In this study, we evaluated both general trust and particularized trust. It is demonstrated in previous studies that the particularized trust (trust in known others) is more strongly associated with self-rated health. Although, some researchers believe that the effects of trust and social networks on health are dependent on one another (28). Social capital and its dimensions are also shown to be associated with happiness in faculty members, which is believed to affect burnout and absenteeism at the workplace in a study from Iran (29). For accomplishing their training responsibilities, faculty members need to develop teaching-focused social networks, which is highly affected by teaching experience tenure, the time needed for teaching material preparation, discipline, and characteristics of the organization, such as organizational support. Both faculty members and the respective organization should make investments to achieve these benefits (30).

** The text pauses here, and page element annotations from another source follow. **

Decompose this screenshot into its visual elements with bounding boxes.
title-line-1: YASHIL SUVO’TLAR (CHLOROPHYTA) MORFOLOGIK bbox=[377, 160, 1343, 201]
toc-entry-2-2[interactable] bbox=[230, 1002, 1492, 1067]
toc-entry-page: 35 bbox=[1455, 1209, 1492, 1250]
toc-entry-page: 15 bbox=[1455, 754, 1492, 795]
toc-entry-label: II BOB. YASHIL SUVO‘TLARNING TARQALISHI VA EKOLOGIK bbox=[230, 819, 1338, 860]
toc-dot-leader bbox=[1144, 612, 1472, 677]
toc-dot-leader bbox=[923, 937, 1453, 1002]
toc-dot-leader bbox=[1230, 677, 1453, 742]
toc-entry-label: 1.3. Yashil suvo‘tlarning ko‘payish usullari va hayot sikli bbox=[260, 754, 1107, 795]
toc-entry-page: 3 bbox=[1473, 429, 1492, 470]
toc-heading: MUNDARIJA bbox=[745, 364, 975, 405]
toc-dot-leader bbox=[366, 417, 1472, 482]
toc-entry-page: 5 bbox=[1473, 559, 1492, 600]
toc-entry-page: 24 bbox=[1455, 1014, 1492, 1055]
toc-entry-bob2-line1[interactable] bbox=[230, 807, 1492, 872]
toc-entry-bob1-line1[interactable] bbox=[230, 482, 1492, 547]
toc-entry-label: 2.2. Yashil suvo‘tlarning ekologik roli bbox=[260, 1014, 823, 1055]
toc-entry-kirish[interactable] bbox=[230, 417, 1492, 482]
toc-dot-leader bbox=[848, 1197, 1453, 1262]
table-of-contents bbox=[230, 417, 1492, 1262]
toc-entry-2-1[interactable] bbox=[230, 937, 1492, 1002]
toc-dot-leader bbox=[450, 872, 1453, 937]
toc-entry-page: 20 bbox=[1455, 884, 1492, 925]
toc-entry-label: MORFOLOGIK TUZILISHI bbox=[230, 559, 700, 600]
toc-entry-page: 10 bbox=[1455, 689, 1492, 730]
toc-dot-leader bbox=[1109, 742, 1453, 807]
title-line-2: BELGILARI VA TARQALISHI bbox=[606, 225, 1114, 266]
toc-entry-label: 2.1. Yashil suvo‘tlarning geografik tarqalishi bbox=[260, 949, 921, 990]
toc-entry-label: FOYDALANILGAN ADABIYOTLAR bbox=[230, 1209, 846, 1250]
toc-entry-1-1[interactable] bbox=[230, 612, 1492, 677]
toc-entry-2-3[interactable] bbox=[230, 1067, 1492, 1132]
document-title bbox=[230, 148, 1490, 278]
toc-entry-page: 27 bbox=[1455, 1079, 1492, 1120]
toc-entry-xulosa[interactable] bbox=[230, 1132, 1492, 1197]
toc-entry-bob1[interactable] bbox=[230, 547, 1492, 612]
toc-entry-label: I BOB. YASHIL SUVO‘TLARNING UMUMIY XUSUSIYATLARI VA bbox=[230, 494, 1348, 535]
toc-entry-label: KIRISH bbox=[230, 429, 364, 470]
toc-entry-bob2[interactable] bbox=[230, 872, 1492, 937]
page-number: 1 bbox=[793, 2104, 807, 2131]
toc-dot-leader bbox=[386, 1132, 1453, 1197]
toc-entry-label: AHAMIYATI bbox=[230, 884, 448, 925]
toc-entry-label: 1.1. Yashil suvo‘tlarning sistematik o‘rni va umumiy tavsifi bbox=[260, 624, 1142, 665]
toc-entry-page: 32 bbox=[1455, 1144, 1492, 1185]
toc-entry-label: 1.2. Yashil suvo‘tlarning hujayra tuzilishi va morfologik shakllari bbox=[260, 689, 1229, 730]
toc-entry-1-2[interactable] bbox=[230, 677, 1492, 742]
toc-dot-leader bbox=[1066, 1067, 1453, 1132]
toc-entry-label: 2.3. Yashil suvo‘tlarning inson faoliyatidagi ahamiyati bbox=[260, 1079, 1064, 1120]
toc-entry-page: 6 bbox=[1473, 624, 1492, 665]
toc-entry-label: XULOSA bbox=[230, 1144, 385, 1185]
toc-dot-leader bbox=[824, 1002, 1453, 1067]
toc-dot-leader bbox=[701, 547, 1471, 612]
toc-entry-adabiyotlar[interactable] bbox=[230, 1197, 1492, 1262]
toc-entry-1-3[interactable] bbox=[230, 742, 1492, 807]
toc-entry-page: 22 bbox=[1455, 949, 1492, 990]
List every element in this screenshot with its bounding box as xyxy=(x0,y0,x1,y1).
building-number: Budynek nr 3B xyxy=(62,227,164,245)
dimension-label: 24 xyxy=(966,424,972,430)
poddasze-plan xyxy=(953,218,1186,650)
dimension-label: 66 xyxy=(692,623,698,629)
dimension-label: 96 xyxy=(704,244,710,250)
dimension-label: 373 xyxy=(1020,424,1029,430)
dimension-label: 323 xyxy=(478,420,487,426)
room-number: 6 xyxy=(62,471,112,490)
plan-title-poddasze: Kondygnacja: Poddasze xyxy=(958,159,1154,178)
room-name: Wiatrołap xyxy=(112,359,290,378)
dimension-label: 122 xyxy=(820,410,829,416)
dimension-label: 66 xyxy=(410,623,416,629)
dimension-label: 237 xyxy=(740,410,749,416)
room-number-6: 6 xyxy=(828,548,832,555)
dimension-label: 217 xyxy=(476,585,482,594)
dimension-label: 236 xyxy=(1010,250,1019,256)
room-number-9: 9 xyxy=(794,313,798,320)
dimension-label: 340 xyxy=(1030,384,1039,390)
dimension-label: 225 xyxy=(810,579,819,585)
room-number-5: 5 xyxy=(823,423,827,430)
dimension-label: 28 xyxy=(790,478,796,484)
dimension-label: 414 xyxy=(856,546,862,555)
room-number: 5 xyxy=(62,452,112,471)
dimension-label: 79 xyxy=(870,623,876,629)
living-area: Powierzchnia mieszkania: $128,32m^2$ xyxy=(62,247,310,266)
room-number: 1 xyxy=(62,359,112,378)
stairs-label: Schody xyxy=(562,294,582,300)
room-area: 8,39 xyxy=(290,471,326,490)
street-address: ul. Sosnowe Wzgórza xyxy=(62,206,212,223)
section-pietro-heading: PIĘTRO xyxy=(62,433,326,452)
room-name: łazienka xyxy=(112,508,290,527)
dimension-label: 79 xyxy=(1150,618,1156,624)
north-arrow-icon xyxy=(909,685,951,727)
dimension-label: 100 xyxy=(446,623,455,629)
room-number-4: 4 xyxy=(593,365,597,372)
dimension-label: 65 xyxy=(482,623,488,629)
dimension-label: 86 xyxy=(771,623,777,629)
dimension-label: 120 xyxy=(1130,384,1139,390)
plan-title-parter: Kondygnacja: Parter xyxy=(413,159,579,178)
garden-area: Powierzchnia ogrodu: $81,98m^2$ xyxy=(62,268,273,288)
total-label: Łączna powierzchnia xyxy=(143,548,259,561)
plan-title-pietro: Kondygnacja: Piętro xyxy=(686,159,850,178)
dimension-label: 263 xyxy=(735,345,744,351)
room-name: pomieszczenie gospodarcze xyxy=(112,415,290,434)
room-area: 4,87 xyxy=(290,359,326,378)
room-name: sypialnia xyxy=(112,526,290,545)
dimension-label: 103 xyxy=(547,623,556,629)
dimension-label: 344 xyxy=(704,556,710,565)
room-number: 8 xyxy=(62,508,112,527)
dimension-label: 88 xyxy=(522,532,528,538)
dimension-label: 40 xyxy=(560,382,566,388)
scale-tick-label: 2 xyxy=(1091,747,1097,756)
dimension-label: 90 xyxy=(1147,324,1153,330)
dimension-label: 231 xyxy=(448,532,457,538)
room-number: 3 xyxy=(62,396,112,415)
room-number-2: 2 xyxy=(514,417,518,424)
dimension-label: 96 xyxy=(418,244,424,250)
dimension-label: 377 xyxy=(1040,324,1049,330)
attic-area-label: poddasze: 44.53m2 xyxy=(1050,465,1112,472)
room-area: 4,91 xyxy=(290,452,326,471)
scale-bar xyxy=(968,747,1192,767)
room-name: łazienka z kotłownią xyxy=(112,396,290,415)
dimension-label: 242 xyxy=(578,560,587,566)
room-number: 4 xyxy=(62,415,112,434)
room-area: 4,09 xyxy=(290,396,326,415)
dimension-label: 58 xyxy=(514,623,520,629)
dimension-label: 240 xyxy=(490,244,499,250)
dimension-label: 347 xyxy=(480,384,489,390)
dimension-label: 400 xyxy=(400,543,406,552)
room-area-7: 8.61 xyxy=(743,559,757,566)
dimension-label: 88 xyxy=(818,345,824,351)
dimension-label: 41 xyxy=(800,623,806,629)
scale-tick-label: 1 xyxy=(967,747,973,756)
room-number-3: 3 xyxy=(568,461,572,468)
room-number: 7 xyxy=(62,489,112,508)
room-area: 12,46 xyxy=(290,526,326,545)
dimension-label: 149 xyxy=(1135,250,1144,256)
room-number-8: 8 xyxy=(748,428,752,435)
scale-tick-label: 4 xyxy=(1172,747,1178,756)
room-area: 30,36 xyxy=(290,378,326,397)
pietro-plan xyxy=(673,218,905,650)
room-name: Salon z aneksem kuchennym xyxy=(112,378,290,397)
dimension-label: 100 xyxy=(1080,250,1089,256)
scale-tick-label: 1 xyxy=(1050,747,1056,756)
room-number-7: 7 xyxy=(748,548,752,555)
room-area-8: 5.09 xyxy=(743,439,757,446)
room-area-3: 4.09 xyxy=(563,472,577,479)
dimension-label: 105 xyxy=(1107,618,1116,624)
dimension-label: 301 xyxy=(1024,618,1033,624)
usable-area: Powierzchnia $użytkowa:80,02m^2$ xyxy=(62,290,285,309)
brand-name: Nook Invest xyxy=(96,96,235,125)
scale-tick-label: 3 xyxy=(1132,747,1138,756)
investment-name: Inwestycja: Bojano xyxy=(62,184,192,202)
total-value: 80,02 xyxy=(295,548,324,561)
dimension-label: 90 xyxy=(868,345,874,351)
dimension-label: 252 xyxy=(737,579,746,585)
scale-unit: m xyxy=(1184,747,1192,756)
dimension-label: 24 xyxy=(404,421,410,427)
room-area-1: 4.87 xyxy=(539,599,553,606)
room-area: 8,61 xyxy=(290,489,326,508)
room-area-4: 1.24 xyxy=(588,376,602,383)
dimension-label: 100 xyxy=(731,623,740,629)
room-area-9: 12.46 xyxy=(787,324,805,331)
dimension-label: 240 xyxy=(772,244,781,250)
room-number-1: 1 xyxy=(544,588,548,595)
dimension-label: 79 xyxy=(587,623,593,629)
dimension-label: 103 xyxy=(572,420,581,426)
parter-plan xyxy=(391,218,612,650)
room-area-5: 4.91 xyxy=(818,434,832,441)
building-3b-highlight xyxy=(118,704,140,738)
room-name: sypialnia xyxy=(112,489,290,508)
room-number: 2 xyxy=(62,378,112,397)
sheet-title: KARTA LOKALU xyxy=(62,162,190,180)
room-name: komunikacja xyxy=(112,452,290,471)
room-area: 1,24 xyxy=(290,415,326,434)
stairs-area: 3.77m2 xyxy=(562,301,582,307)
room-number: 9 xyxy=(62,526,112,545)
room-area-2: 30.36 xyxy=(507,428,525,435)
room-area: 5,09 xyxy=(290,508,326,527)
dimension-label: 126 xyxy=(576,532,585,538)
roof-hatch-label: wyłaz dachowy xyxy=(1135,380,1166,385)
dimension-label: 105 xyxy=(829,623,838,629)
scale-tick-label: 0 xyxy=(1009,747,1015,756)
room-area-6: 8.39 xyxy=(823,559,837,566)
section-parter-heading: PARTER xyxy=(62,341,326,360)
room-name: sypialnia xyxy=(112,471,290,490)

For instance, access to research funding at the early stages of the career highly affects the research output of the researchers, which might, in turn, be affected by organizational characteristics (31). In addition, the universities tend to span the boundaries and improve international partnerships as a mechanism to reinforce cohesion and commitment between stakeholders through facilitated knowledge and resource transmission, which can result in a more renowned organization and improved social capital (32).

We performed this study in the context of medical universities in Iran, which might affect the generalizability of our findings. The selection was due to the complexity of this setting resulting from their simultaneous responsibility in education and research and health service, as well as increased attention of policymakers on medical research and knowledge creation in the recent decade. Nevertheless, to improve the validity of our findings, we tried to triangulate the findings based on the convergence of the concepts from participants with different backgrounds, as well as literature from diverse settings.

Faculty members’ social capital can be an important determinant of personal and organizational scientific output in the competitive atmosphere of our era. Understanding this concept can be critical for policymakers who aim to improve the work condition in universities and achieve higher levels of knowledge production and scientific authority. According to our findings, this concept can be evaluated by measuring ability and willingness to participate in workplace activities, trust and social cohesion in the workplace, access to workplace information, and membership in work-related groups and networks. We also provided a 38-item questionnaire for evaluating faculty members’ social capital, with acceptable internal consistency and conformity with the theoretical constructs. The effectiveness of policymaking in medical universities could be improved with a better understanding of the current status of social capital. These assessments can be useful for evaluating the policies and interventions.